The international team of researchers found that people with a strong sense of fairness cheat less – regardless of whether they have previously won or lost.

They examined the behavior of 259 participants in a laboratory game of dice rolling – identical to the original study – and 275 participants performing a basic coin-tossing game in an additional online experiment. The results were then analyzed using standard statistics as well as a mathematical technique called structural equation modeling.

The researchers found that a small but significant amount of cheating occurred for the monetary rewards offered, just as in the original study. However, winning didn’t increase subsequent cheating or increase people’s sense of entitlement – and it didn’t either loser.

Instead, the only factor investigated that could explain the insignificant (but significant) amount of cheating that occurred was a low “aversion to inequality”.

People with an aversion to inequality hate unequal results. Those with a strong sense of justice tend to have an aversion to inequality, and avoid cheating because they view the practice as a form of injustice.

Andrew Coleman is Professor of Psychology in the Department of Neuroscience, Psychology and Behavior at the University of Leicester, and also served as lead author of the new study.

Professor Coleman said: “Fraud and public deception are a growing concern in light of academic disinformation in the digital age, the problems of tax evasion and evasion by the wealthy in advanced economies, and more generally the effects of widening wealth and income inequality on corruption and crime.

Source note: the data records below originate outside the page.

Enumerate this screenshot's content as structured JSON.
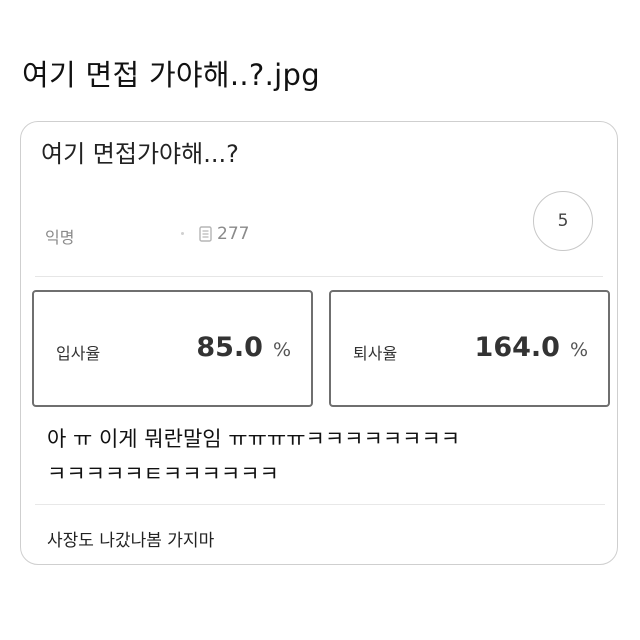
{
  "headline": "여기 면접 가야해..?.jpg",
  "post": {
    "title": "여기 면접가야해...?",
    "author": "익명",
    "views": "277",
    "count": "5",
    "icons": {
      "views": "document-icon"
    }
  },
  "stats": {
    "hire": {
      "label": "입사율",
      "value": "85.0",
      "unit": "%"
    },
    "quit": {
      "label": "퇴사율",
      "value": "164.0",
      "unit": "%"
    }
  },
  "comment": {
    "line1": "아  ㅠ 이게 뭐란말임 ㅠㅠㅠㅠㅋㅋㅋㅋㅋㅋㅋㅋ",
    "line2": "ㅋㅋㅋㅋㅋㅌㅋㅋㅋㅋㅋㅋ"
  },
  "reply": "사장도 나갔나봄 가지마"
}
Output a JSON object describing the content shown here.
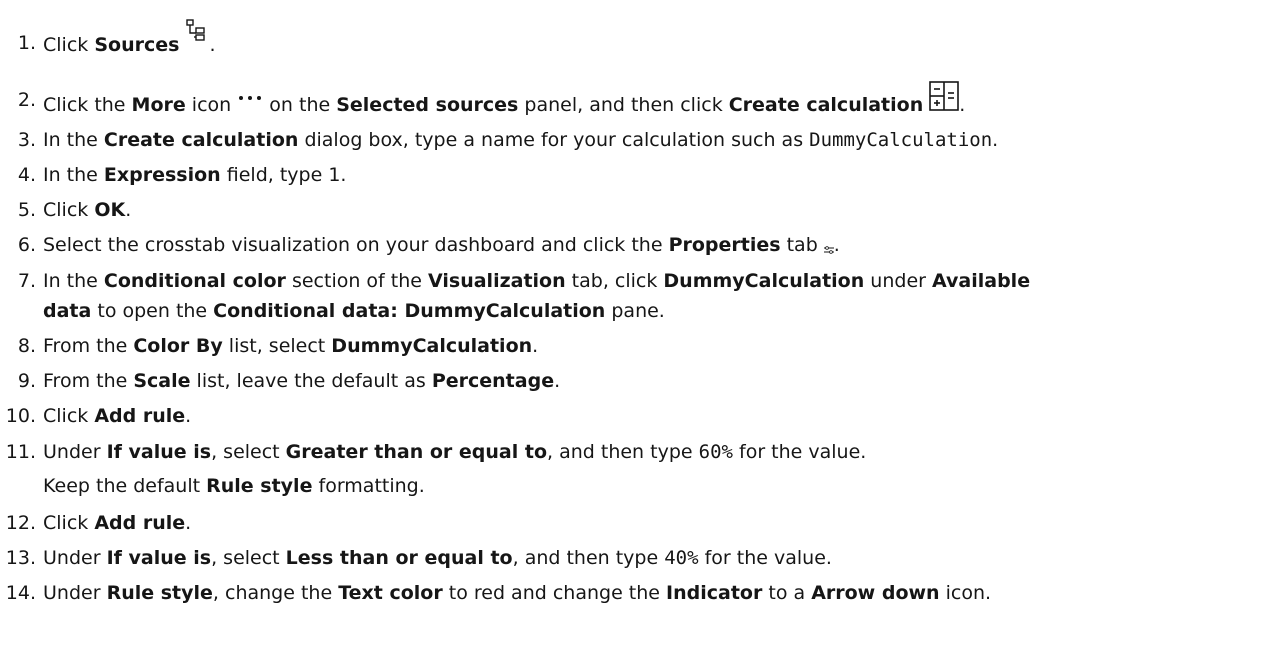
{
  "steps": [
    {
      "num": "1.",
      "t0": "Click ",
      "b0": "Sources",
      "t1": "."
    },
    {
      "num": "2.",
      "t0": "Click the ",
      "b0": "More",
      "t1": " icon ",
      "t2": " on the ",
      "b1": "Selected sources",
      "t3": " panel, and then click ",
      "b2": "Create calculation",
      "t4": "."
    },
    {
      "num": "3.",
      "t0": "In the ",
      "b0": "Create calculation",
      "t1": " dialog box, type a name for your calculation such as ",
      "code": "DummyCalculation",
      "t2": "."
    },
    {
      "num": "4.",
      "t0": "In the ",
      "b0": "Expression",
      "t1": " field, type 1."
    },
    {
      "num": "5.",
      "t0": "Click ",
      "b0": "OK",
      "t1": "."
    },
    {
      "num": "6.",
      "t0": "Select the crosstab visualization on your dashboard and click the ",
      "b0": "Properties",
      "t1": " tab ",
      "t2": "."
    },
    {
      "num": "7.",
      "t0": "In the ",
      "b0": "Conditional color",
      "t1": " section of the ",
      "b1": "Visualization",
      "t2": " tab, click ",
      "b2": "DummyCalculation",
      "t3": " under ",
      "b3": "Available",
      "b4": "data",
      "t4": " to open the ",
      "b5": "Conditional data: DummyCalculation",
      "t5": " pane."
    },
    {
      "num": "8.",
      "t0": "From the ",
      "b0": "Color By",
      "t1": " list, select ",
      "b1": "DummyCalculation",
      "t2": "."
    },
    {
      "num": "9.",
      "t0": "From the ",
      "b0": "Scale",
      "t1": " list, leave the default as ",
      "b1": "Percentage",
      "t2": "."
    },
    {
      "num": "10.",
      "t0": "Click ",
      "b0": "Add rule",
      "t1": "."
    },
    {
      "num": "11.",
      "t0": "Under ",
      "b0": "If value is",
      "t1": ", select ",
      "b1": "Greater than or equal to",
      "t2": ", and then type ",
      "code": "60%",
      "t3": " for the value.",
      "sub0": "Keep the default ",
      "subb": "Rule style",
      "sub1": " formatting."
    },
    {
      "num": "12.",
      "t0": "Click ",
      "b0": "Add rule",
      "t1": "."
    },
    {
      "num": "13.",
      "t0": "Under ",
      "b0": "If value is",
      "t1": ", select ",
      "b1": "Less than or equal to",
      "t2": ", and then type ",
      "code": "40%",
      "t3": " for the value."
    },
    {
      "num": "14.",
      "t0": "Under ",
      "b0": "Rule style",
      "t1": ", change the ",
      "b1": "Text color",
      "t2": " to red and change the ",
      "b2": "Indicator",
      "t3": " to a ",
      "b3": "Arrow down",
      "t4": " icon."
    }
  ],
  "icons": {
    "sources": "sources-tree-icon",
    "more": "more-ellipsis-icon",
    "create_calculation": "create-calculation-icon",
    "properties": "properties-icon"
  }
}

“We were surprised by the findings from the 2016 study, which is why we wanted to replicate them with large sample sizes. The small samples of the original study do not have the statistical power to generate firm conclusions.

“We were surprised when it turned out that either of them the win or the loss had any effect on cheating even though there was a great deal of cheat Event. We have provided at least scientifically sound data that gives a clear answer to the question.”

The study showed that students with attention problems are more likely to cheat

more information:
Does competitive winning increase post cheating?, Royal Society of Open Science (2022). DOI: 10.1098 / rsos.202197.